Di solito in politica i nuovi leader, nel breve periodo, beneficiano di quella che in gergo si chiama “luna di miele”. Una fase che, in media, dura almeno cento giorni, caratterizzati dal lancio delle proposte, e dei provvedimenti, più d’impatto nei confronti dell’elettorato. Tutto questo non è successo con Schlein, titolare - sostiene Folli - di una «leadership che non incide. Che non comunica alla maggioranza degli italiani, ma solo all’arcipelago delle minoranze». Quelle che si trovano, ha osservato tempo fa Antonio Polito su questo giornale, non nelle Ztl cittadine, ma addirittura nelle «aree pedonali». «Forse per Elly Schlein gli esami sono arrivati troppo presto», concede Roberto Gressi sul Corriere della Sera, «ma è un dato di fatto che la sfida questa volta non si è nemmeno giocata». Eppure un tempo il voto locale era il “bene rifugio” del Nazareno. «È una realtà che i due segretari precedenti, Nicola Zingaretti ed Enrico Letta, rapidamente costretti alle dimissioni, le loro tornate di elezioni amministrative le avevano comunque vinte». Elly, no.

PURE L’INGEGNERE
Come sono lontani i tempi dell’appello di Carlo De Benedetti a Schlein per liberare l’Italia «da questa massa di incompetenti» (il governo Meloni, ovvio).

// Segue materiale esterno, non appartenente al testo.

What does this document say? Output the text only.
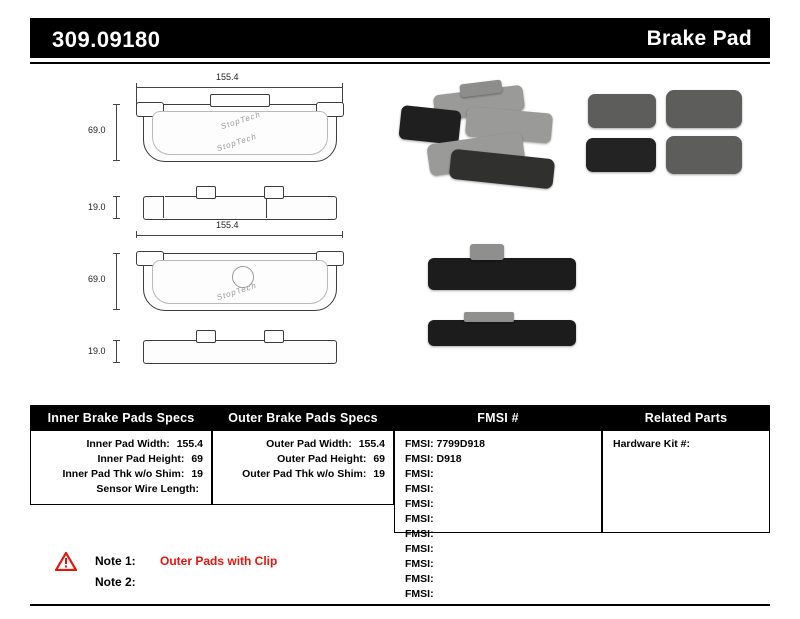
309.09180	Brake Pad
155.4
69.0	StopTech
StopTech
19.0
155.4
69.0
StopTech
19.0
Inner Brake Pads Specs
Inner Pad Width: 155.4
Inner Pad Height: 69
Inner Pad Thk w/o Shim: 19
Sensor Wire Length:
Outer Brake Pads Specs
Outer Pad Width: 155.4
Outer Pad Height: 69
Outer Pad Thk w/o Shim: 19
FMSI #
FMSI: 7799D918
FMSI: D918
FMSI:
FMSI:
FMSI:
FMSI:

FMSI:
FMSI:
FMSI:
FMSI:
FMSI:
Related Parts
Hardware Kit #:
Note 1: Outer Pads with Clip
Note 2:
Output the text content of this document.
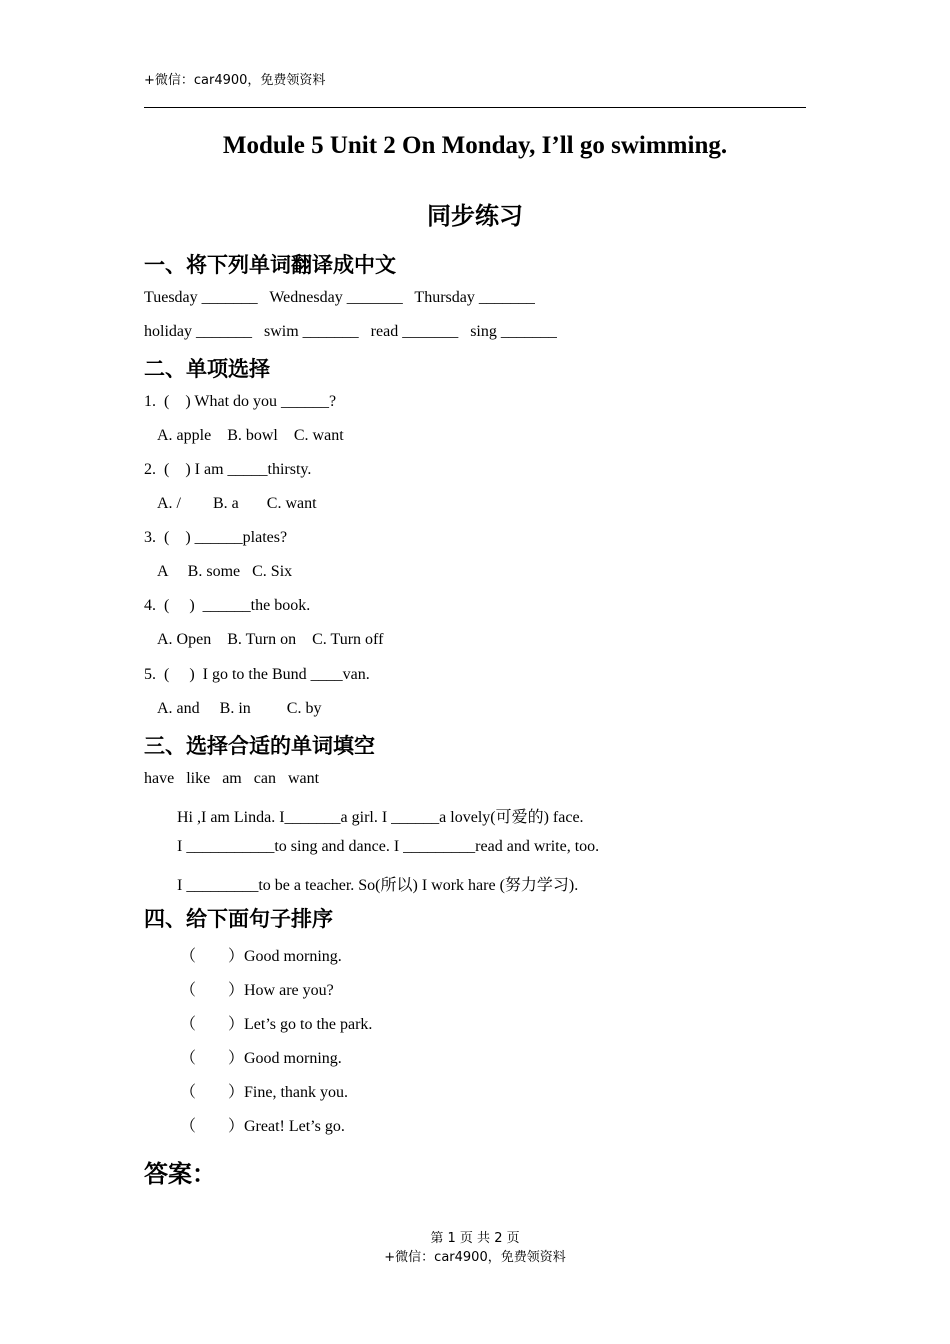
+微信：car4900，免费领资料
Module 5 Unit 2 On Monday, I’ll go swimming.
同步练习
一、将下列单词翻译成中文
Tuesday _______   Wednesday _______   Thursday _______
holiday _______   swim _______   read _______   sing _______
二、单项选择
1.  (    ) What do you ______?
A. apple    B. bowl    C. want
2.  (    ) I am _____thirsty.
A. /        B. a       C. want
3.  (    ) ______plates?
A     B. some   C. Six
4.  (     )  ______the book.
A. Open    B. Turn on    C. Turn off
5.  (     )  I go to the Bund ____van.
A. and     B. in         C. by
三、选择合适的单词填空
have   like   am   can   want
Hi ,I am Linda. I_______a girl. I ______a lovely(可爱的) face.
I ___________to sing and dance. I _________read and write, too.
I _________to be a teacher. So(所以) I work hare (努力学习).
四、给下面句子排序
（        ）Good morning.
（        ）How are you?
（        ）Let’s go to the park.
（        ）Good morning.
（        ）Fine, thank you.
（        ）Great! Let’s go.
答案：
第 1 页 共 2 页
+微信：car4900，免费领资料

Oggiperfino Domani, il giornale di proprietà dell’Ingegnere, è costretto ad ammettere che il voto amministrativo ha rappresentato «una Caporetto» per la sinistra. Le aspettative, quindici giorni fa, erano altre: «La speranza dei primi turni è naufragata. L’effetto Schlein non c’è stato anche perché la segretaria governa il Pd in solitaria. Per questo ora, a torto a ragione», scrive Daniela Preziosi, «la responsabilità del risultato ricade sudi lei». Meno male, per la segretaria, che su Huffington Post, esce la difesa di Paolo Mieli. Titolo: «Difendo Schlein. Non ha colpe: lei è assente». Catenaccio: «La segretaria non ha responsabilità, è un’estranea. Per questo la difendo. Forse è un problema di gioventù: scompare e poi ricompare. La responsabilità è dei gruppi dirigenti, che la incoraggiano a dire vaghezze, e sono disposti a cambiare tutto pur di restare al potere». Chissà se Elly apprezzerà.